Plus d’un an après le début de la pandémie, les signaux quant à la sortie de crise financière et économique sont enthousiasmants pour l’Europe. L’idée d’un « alignement des planètes » n’est pas exagérée : la reprise progressive du commerce mondial, l’adaptation de nos économies aux protocoles sanitaires, des soutiens budgétaires plus forts et l’accélération des vaccinations laissent entrevoir un net rebond de l’activité en 2021 et 2022.
Face aux menaces sanitaires, mais aussi sociales et politiques que continue de faire peser l’épidémie de Covid-19, nul doute que les gouvernements vont conserver leur parti pris volontariste du « quoi qu’il en coûte », via d’ambitieux programmes de dépenses budgétaires et d’investissement pour la relance. Toutefois, n’oublions pas le principal défi du tissu microéconomique à court terme, à savoir des entreprises performantes mais trop endettées pour investir et garantir la poursuite de leur activité.
Au-delà de ces trajectoires constructives, il existe aujourd’hui un catalyseur qui ouvre des perspectives franchement favorables et on ne peut que s’en réjouir. L’émergence d’un fédéralisme européen ! Face au défi de la crise sanitaire, une convergence d’intérêts et de solidarités sans précédent a permis de franchir un cap dans l’intégration européenne.
Le remboursement de la dette européenne « Covid-19 » appellera davantage de ressources fiscales communes
C’est évidemment le 21 juillet dernier que la cohésion européenne s’est exprimée avec le plus de retentissement.
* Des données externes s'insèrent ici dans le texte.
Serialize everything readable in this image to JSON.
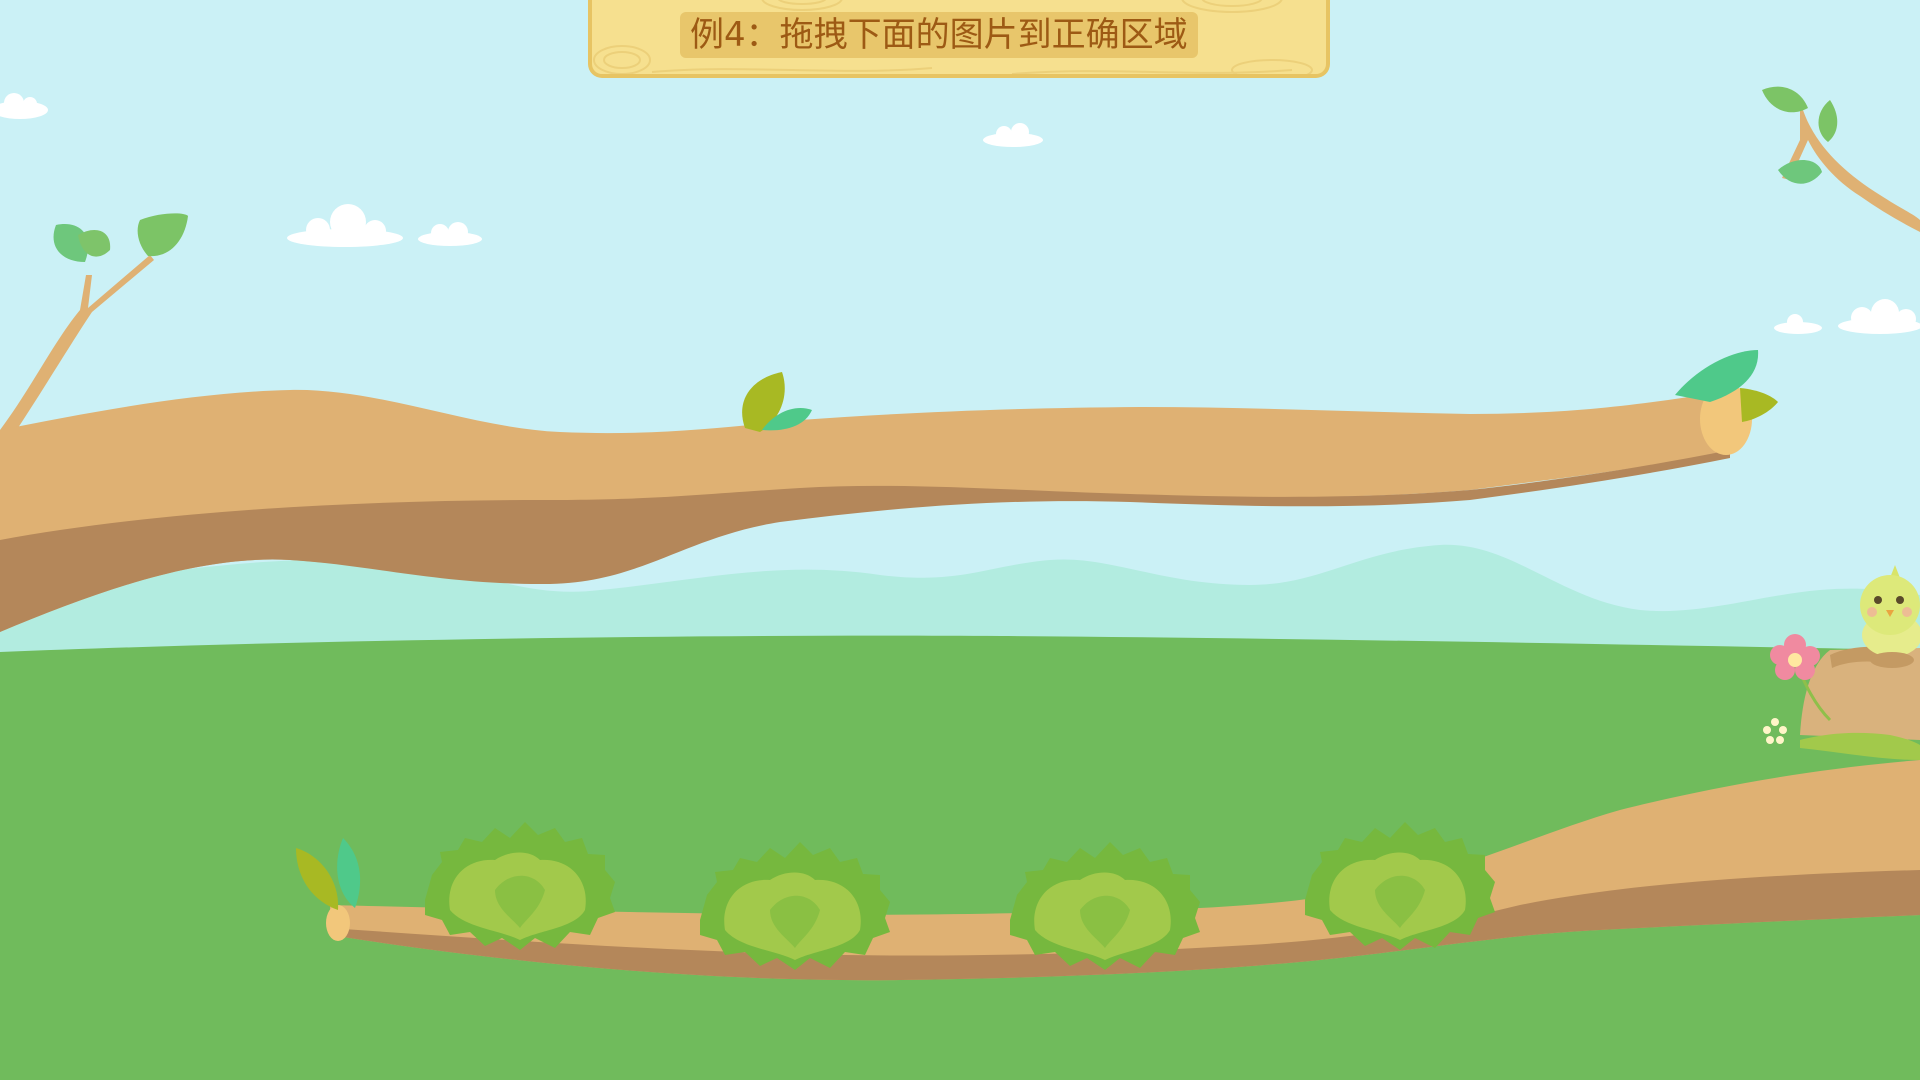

Sous l’égide du Président du Conseil européen Charles Michel et de la Présidente de la Commission européenne Ursula von der Leyen, l’Europe est parvenue à élaborer un plan de relance économique concerté de 750 milliards d’euros (Next Generation UE), bâti sur des compromis : les pays dits « frugaux » et les pays « latins » ou ceux traditionnellement jugés dispendieux, se sont entendus autour d’une solidarité de la dette et l’assouplissement des règles budgétaires.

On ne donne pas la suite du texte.